Globalement, d'après François-Nicolas Sourdat, directeur général délégué à la direction générale des services de la région Bretagne, l'exercice de la révision concerne davantage les régions qui ont fusionné, et qui ont donc plusieurs CPER, deux voire trois, à regrouper en un seul, comme en Nouvelle-Aquitaine (CPER de l'Aquitaine, de Poitou-Charentes et du Limousin).
"De notre côté, le président du conseil régional a pris acte de la proposition de révision avec la même enveloppe globale. Nous n'étions pas demandeurs de la clause de revoyure. Notre préoccupation concerne la mise en œuvre effective des engagements signés, qui sont déjà très ambitieux", poursuit François-Nicolas Sourdat, précisant que de ce côté, "tout n'est pas facile car les financements sont en tension et qu'on n'est pas sûr que tout soit au rendez-vous."
L'occasion de débloquer certains dossiers
Pour des régions comme le Grand-Est qui sont issues de la fusion de trois territoires (Alsace, Champagne-Ardenne et Lorraine), la révision des CPER comporte davantage d'enjeux. Outre l'augmentation de 80 millions d'euros, qui permet de se focaliser sur des priorités identifiées sur le nouveau grand territoire comme la modernisation de la ligne Charleville-Givet, "la révision a permis de relancer certains dossiers, comme l'enseignement supérieur et la recherche, avec l'Université de Reims Champagne-Ardenne (Urca)", souligne François Charlier.
Ce projet de l'Urca, qui représente un montant total de 78,2 millions d'euros, dont 14,3 millions de l'Etat et 47,9 millions de la région, comprend notamment un nouveau bâtiment pour le siège de l'université et ses services centraux, un pôle santé, l'extension de l'école d'ingénieurs… Dans le projet d'avenant au CPER, la région prend la maîtrise d'ouvrage globale du programme immobilier. "En prenant la maîtrise d'ouvrage, il y a la volonté de la part de la région d'un acte fort, assure François Charlier, la révision arrive un peu tôt, car notre CPER a été signé début septembre 2015, mais elle a permis de relancer ces dossiers, comme le numérique également."

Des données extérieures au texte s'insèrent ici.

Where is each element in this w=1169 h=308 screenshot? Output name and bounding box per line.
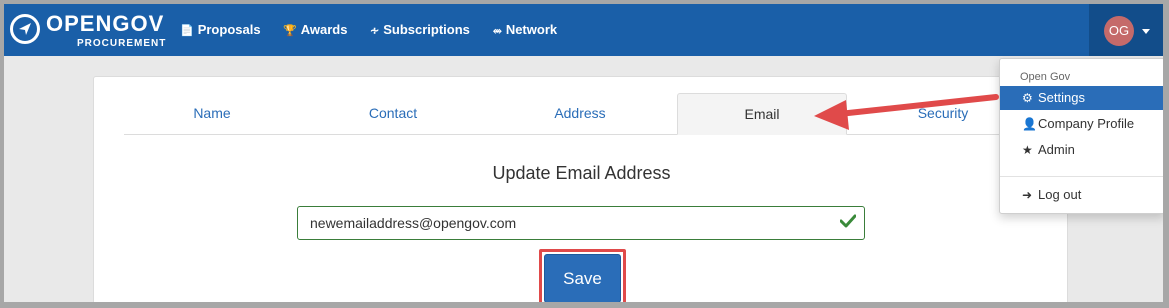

En revanche, il n'y a pas encore de réelle convergence des trois CPER issus des anciennes régions qui composent maintenant le territoire. "On reste sur la même base que les trois CPER, en faisant avancer les urgences identifiées au niveau du nouveau territoire", souligne François Charlier, qui estime que "la grande région mettra quelques années pour se faire."
Pour la région Languedoc-Roussillon-Midi-Pyrénées, la révision est l'occasion pour l'Etat et la région de décider du lancement à l'horizon 2020 de nouveaux projets structurants, et d'accentuer la mobilisation régionale en faveur de l'emploi et de la relance du BTP. Un protocole d'accord devrait être signé prochainement. Parmi les priorités : l'amélioration des liaisons routières et ferroviaires entre les territoires des deux anciennes régions - notamment la liaison ferroviaire entre Toulouse et Montpellier - et la reprise des études pour le lancement du débat public sur la liaison Toulouse-Narbonne (LTN), la recherche, l'enseignement supérieur et l'innovation... sans oublier le littoral, avec l'adoption dès 2017 d'un plan littoral pour concilier l'aménagement durable et la préservation du trait de côte avec le développement économique et touristique de ces territoires.
Mais pour l'ARF, la véritable révision des CPER ne se fera pas avant la fin de l'année 2017, après les échéances électorales nationales et après connaissance du nouveau cadrage budgétaire européen, les CPER pouvant jouer le rôle de variable d'ajustement pour atteindre les objectifs fixés par l'Europe en matière de déficit public.
Emilie Zapalski
* Mobilité multimodale, enseignement supérieur, recherche et l'innovation, transition écologique et énergétique, numérique, filières d'avenir et usine du futur, emploi.